Разобраться в дебрях его горяще-шоколадных чувств было совершенно невозможно, когда Элай вдруг чуть отстранился, схватил её за бёдра и стащил со стола. Анни всхлипнула, лишь чувствуя, как от такого напора ещё сильней давит напряжением внизу живота. Её маленькое тело легко подчинялось сильным рукам, которые уверенно поставили её на дрожащие ноги, а затем завалили на стол грудью – так, что от соприкосновения сосков с прохладной дубовой столешницей и контраста ощущений намокли шорты. Упала бутыль с настойкой и укатилась на пол, разливая хмельную пузырящуюся лужу на ковре.

От белья избавиться оказалось вовсе пустяком: ладони Элая вновь раскалились, прошлись по поблёскивающей коже бесстыдно выставленных бёдер и спалили лёгкую ткань. Анни закусила губу в предвкушении и затаила дыхание. Ей уже так хотелось чувствовать его в себе, что от нетерпения она впилась ногтями в столешницу. А горячие руки не спешили покидать тела, они жадно сминали ягодицы, затем прошлись вверх до талии. Во рту – клубника в шоколаде. Он оттягивал удовольствие, которое убьёт обоих.

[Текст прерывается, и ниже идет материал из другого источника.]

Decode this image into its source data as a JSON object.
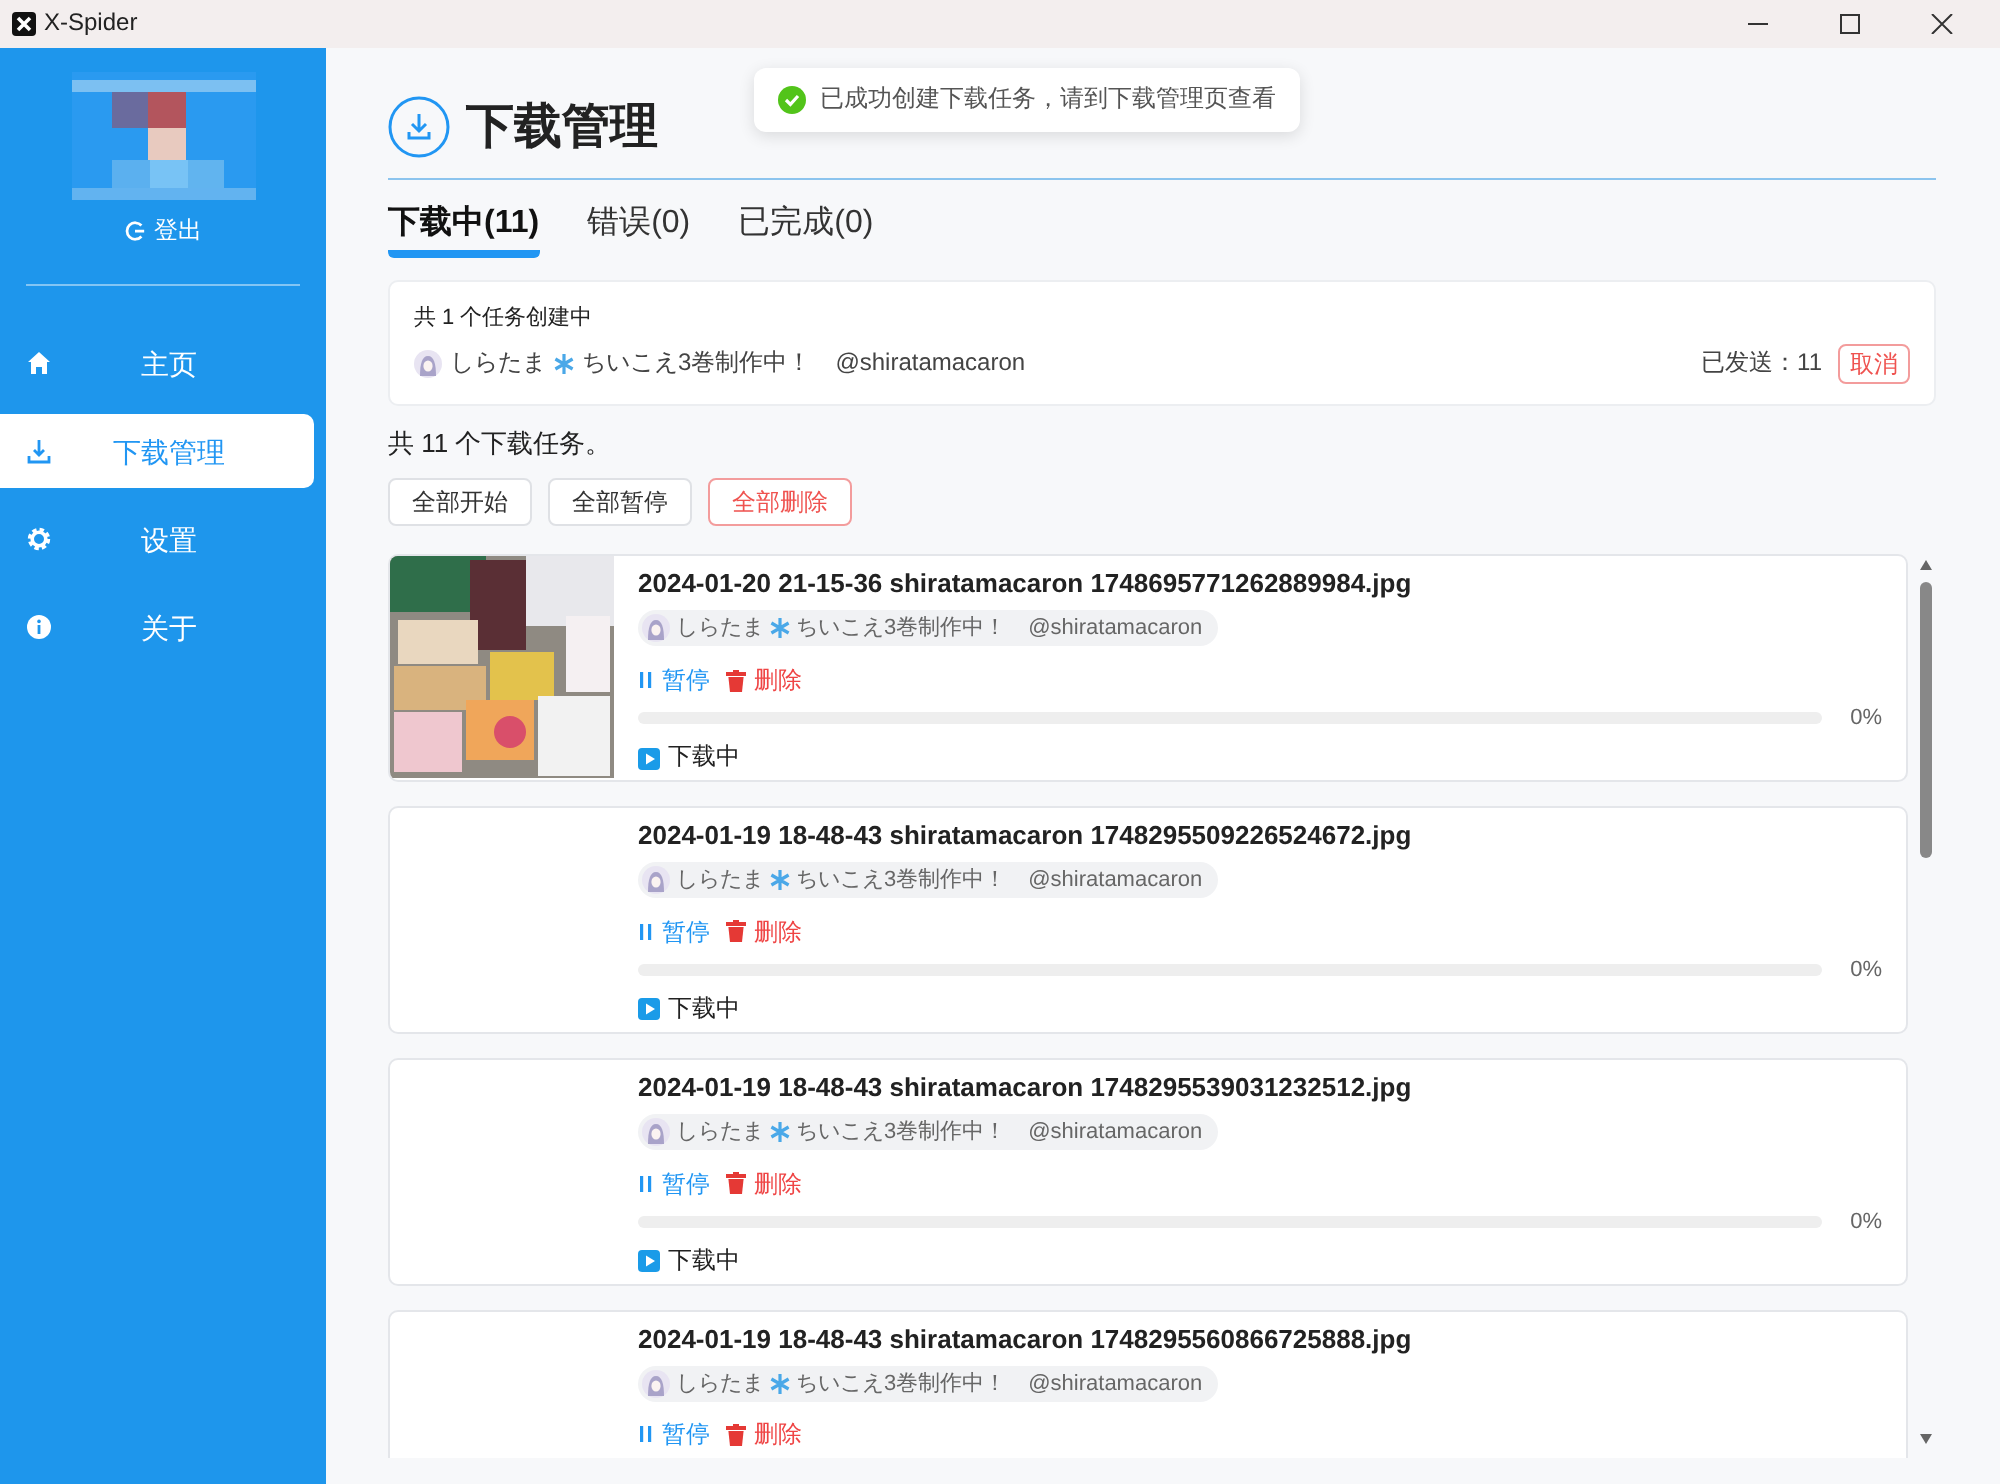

– Ну же, – хныкнула Анни, не выдержав такой неспешности.

– Как же моя малышка хочет член, – довольно протянул Элай и намотал её косы на правый кулак несколькими уверенными оборотами. Идеально, чтобы контролировать каждый миг, идеально, чтобы Анни моментально выгнулась в исчерченной выпуклыми узорами крыльев спине, откинув голову. Она тихо ахнула. Вторая рука Элая подобралась выше и смяла грудь, отправив волну истомы вдоль позвоночника и до пяток.

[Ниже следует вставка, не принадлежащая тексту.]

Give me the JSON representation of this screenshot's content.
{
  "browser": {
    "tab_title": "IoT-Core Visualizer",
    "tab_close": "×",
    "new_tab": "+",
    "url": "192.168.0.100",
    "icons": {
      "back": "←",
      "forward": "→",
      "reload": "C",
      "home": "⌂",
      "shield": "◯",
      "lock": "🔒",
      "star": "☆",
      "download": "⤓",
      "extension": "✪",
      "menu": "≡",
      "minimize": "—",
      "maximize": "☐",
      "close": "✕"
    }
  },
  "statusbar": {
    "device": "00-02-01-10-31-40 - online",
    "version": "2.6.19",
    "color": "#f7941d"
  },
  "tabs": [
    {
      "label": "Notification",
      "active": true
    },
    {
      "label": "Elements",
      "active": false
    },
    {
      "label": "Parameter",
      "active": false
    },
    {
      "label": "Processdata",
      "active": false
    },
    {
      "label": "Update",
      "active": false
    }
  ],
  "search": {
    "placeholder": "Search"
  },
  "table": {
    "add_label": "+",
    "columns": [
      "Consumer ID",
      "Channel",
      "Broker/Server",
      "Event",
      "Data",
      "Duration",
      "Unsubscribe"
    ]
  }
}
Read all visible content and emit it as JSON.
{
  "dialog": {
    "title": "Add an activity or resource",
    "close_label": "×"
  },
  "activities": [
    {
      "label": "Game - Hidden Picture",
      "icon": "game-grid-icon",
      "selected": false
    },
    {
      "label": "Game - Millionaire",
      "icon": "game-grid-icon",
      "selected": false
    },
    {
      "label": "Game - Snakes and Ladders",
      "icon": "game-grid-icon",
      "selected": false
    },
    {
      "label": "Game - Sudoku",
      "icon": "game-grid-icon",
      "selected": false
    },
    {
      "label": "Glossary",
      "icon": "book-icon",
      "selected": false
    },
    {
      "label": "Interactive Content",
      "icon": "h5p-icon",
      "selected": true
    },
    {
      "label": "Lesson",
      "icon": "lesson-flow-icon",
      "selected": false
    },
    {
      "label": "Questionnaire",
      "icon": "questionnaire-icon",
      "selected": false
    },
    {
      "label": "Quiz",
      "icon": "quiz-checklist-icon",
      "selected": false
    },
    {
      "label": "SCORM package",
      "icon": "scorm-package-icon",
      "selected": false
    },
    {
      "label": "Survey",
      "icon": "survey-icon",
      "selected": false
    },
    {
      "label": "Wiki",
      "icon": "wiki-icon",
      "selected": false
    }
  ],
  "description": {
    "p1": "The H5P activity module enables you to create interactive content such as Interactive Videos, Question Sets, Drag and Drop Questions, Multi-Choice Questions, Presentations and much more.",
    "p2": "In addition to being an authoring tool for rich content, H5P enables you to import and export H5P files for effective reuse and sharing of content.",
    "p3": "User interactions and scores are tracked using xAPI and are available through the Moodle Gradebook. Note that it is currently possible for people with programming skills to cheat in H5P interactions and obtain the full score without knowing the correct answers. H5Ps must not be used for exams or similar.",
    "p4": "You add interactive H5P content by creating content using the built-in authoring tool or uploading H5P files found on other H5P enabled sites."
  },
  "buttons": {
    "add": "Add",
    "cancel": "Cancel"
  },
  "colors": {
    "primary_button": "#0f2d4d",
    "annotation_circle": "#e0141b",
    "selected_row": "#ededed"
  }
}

Он настойчиво вжал бёдра в её ягодицы. Анни не помнила, успела ли стянуть его брюки до конца, но теперь они точно свалились вниз и не мешали ощутить желанную горячую твёрдость. Совсем рядом, но не в ней, и какое же это издевательство. Умелые пальцы продолжали играть с её грудью, и она тонко проскулила, когда ей почудилась капля его смазки, размазанная по её ягодице. Он не мог не чувствовать, как нужен ей. Сейчас же. Уже было открыла рот, чтобы попросить снова, но слова застряли в горле, а перед давно пожелтевшими без контроля глазами вспыхнули искры их общего огня. Он ворвался в неё под обречённый хрип, натягивая лавандовые косы, будто канат.

Анни вскрикнула и громко прочертила ногтями по столу, пытаясь удержаться. Потрясённая резким вторжением, она не могла дышать, не могла открыть глаз. Так много. Всё ей. Глубоко внутри, растягивая и заставляя пульсировать каждую мышцу хрупкого тела, поблёскивающего теперь уже от проступившей испарины. От жара и восторга ощущать Элая в себе на щеках откуда-то взялись тонкие влажные тропинки слёз.

– Да… да, – сдавленно проскулила она на первый отчаянный толчок и выгнулась ещё сильней, подчиняясь натяжению кос.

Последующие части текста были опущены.